Somebody’s Child

When my kids were in elementary school, I worked as a medical assistant in an Internal Medicine office.  I loved my work, but I was always reluctant to be around patients with communicable diseases. This was largely due to the fact that my youngest daughter, Elizabeth, had serious chronic illnesses that often landed her in the hospital.  A simple twenty-four hour stomach virus was sure to have repercussions that lasted at least a week.  It was imperative that I avoided bringing home germs that could trigger another round of illness and hospitalization.

One morning, a new patient was put into the schedule.  Her complaints were my two least favorite illnesses; vomiting and diarrhea.  I escorted her to the room, all the time silently repeating, “Just get the vital signs and get out of there!  Just get the vital signs and get out of there!”

She told me her name was Rachel Scabbard *and she had recently been discharged from the hospital.  While I wrapped the blood pressure cuff around her arm, I asked why she had been hospitalized. 

 “I ate batteries.”

“Oh great,” I thought.  “Not only is she contagious, but she eats batteries.  Just get the vital signs and get out of here!”

Rachel silently sat in the chair as I pumped the cuff.  I stole a glance at her yellowed hair and lined face.  She was in her fifties, but looked much older, probably because she was missing several teeth.

I tried to concentrate on her blood pressure,  but all I could think of was, “Just get the vital signs and get out of here!” 

As I turned the screw to release the air from the blood pressure cuff, my plan for escape was interrupted by a sudden revelation.

Rachel Scabbard was somebody’s little girl.

I thought of my own Elizabeth, painfully thin, dark circles shadowing her eyes, struggling to celebrate the innocence of a child in the world of hospitals and doctor’s offices.  I loved her more than my own life.  When her vital signs were taken, when her blood was drawn, when she was poked and manipulated, I hovered close at hand, determined to make sure she was treated in the kindest, most gentle way possible.  I stood sentry over her bed while she slept, and rocked her in my arms and sang to her when she could not.  I questioned doctors, challenged nurses, and charged through walls of rules and policies.  I did this because she was my flesh.  My child.  My little girl.
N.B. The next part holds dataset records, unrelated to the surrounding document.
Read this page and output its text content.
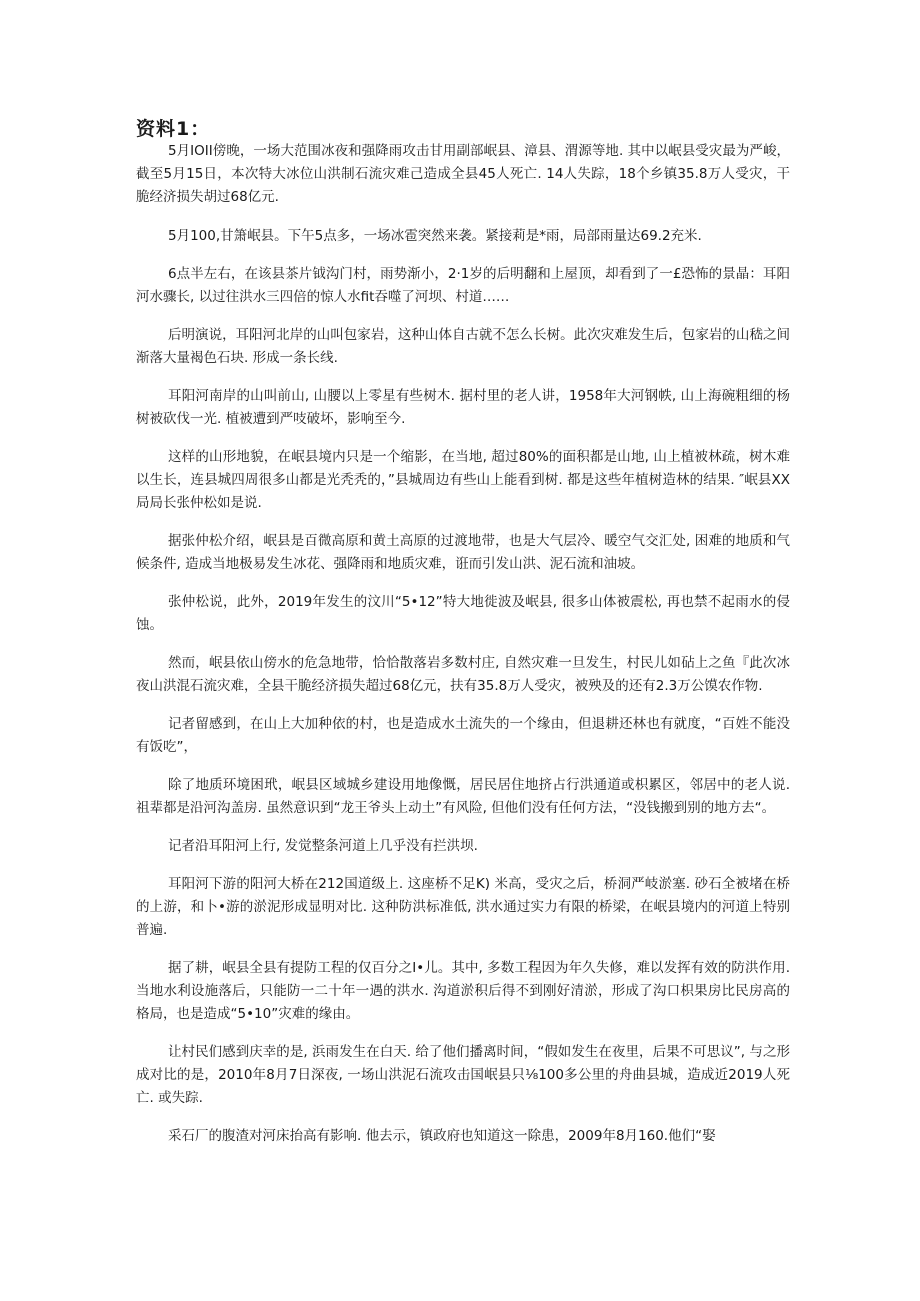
资料1：

5月IOII傍晚，一场大范围冰夜和强降雨攻击甘用副部岷县、漳县、渭源等地. 其中以岷县受灾最为严峻，截至5月15日，本次特大冰位山洪制石流灾难己造成全县45人死亡. 14人失踪，18个乡镇35.8万人受灾，干脆经济损失胡过68亿元.

5月100,甘箫岷县。下午5点多，一场冰雹突然来袭。紧接莉是*雨，局部雨量达69.2充米.

6点半左右，在该县茶片钺沟门村，雨势渐小，2·1岁的后明翻和上屋顶，却看到了一£恐怖的景晶：耳阳河水骤长, 以过往洪水三四倍的惊人水fit吞噬了河坝、村道……

后明演说，耳阳河北岸的山叫包家岩，这种山体自古就不怎么长树。此次灾难发生后，包家岩的山嵇之间渐落大量褐色石块. 形成一条长线.

耳阳河南岸的山叫前山, 山腰以上零星有些树木. 据村里的老人讲，1958年大河钢帙, 山上海碗粗细的杨树被砍伐一光. 植被遭到严吱破坏，影响至今.

这样的山形地貌，在岷县境内只是一个缩影，在当地, 超过80%的面积都是山地, 山上植被林疏，树木难以生长，连县城四周很多山都是光秃秃的，”县城周边有些山上能看到树. 都是这些年植树造林的结果. ″岷县XX局局长张仲松如是说.

据张仲松介绍，岷县是百微高原和黄土高原的过渡地带，也是大气层冷、暖空气交汇处, 困难的地质和气候条件, 造成当地极易发生冰花、强降雨和地质灾难，诳而引发山洪、泥石流和油坡。

张仲松说，此外，2019年发生的汶川“5•12”特大地徙波及岷县, 很多山体被震松, 再也禁不起雨水的侵蚀。

然而，岷县依山傍水的危急地带，恰恰散落岩多数村庄, 自然灾难一旦发生，村民儿如砧上之鱼『此次冰夜山洪混石流灾难，全县干脆经济损失超过68亿元，扶有35.8万人受灾，被殃及的还有2.3万公馍农作物.

记者留感到，在山上大加种依的村，也是造成水土流失的一个缘由，但退耕还林也有就度，“百姓不能没有饭吃”，

除了地质环境困玳，岷县区域城乡建设用地像慨，居民居住地挤占行洪通道或枳累区，邻居中的老人说. 祖辈都是沿河沟盖房. 虽然意识到“龙王爷头上动土”有风险, 但他们没有任何方法，“没钱搬到别的地方去“。

记者沿耳阳河上行, 发觉整条河道上几乎没有拦洪坝.

耳阳河下游的阳河大桥在212国道级上. 这座桥不足K) 米高，受灾之后，桥洞严岐淤塞. 砂石全被堵在桥的上游，和卜•游的淤泥形成显明对比. 这种防洪标准低, 洪水通过实力有限的桥梁，在岷县境内的河道上特别普遍.

据了耕，岷县全县有提防工程的仅百分之I•儿。其中, 多数工程因为年久失修，难以发挥有效的防洪作用. 当地水利设施落后，只能防一二十年一遇的洪水. 沟道淤积后得不到刚好清淤，形成了沟口枳果房比民房高的格局，也是造成“5•10”灾难的缘由。

让村民们感到庆幸的是, 浜雨发生在白天. 给了他们播离时间，“假如发生在夜里，后果不可思议”, 与之形成对比的是，2010年8月7日深夜, 一场山洪泥石流攻击国岷县只⅛100多公里的舟曲县城，造成近2019人死亡. 或失踪.

采石厂的腹渣对河床抬高有影响. 他去示，镇政府也知道这一除患，2009年8月160.他们“娶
Rachel Scabbard was somebody’s little girl.

I wondered if Rachel’s mother had agonized over her child’s illness.  Had she lain awake at night like I had, wondering what she did wrong… what she could have differently to spare her little girl?  Had Rachel’s mother looked at her newborn baby girl and thought “This is the most beautiful child in the world.  I would throw myself in front of a bus for her,” the way I had?

Rachel Scabbard was somebody’s little girl.

How could I give Rachel Scabbard less than my little Elizabeth deserved?  How could I treat another mother’s child any differently than I treated my own?  How could I give her less than my kindest, most caring, best efforts?

 Rachel was a patient in that practice for years after that.  She was difficult, non compliant, and often rude.  But the gift she gave me is priceless.   In the time it takes to measure a blood pressure, my approach to health care was forever changed.  In fact, in those few moments, my approach to life was forever changed.   No longer would “just getting the vital signs and get out of here” be good enough. 

For we are all somebody’s child.

*Of course this name is fictitious, in order to protect the patient’s privacy.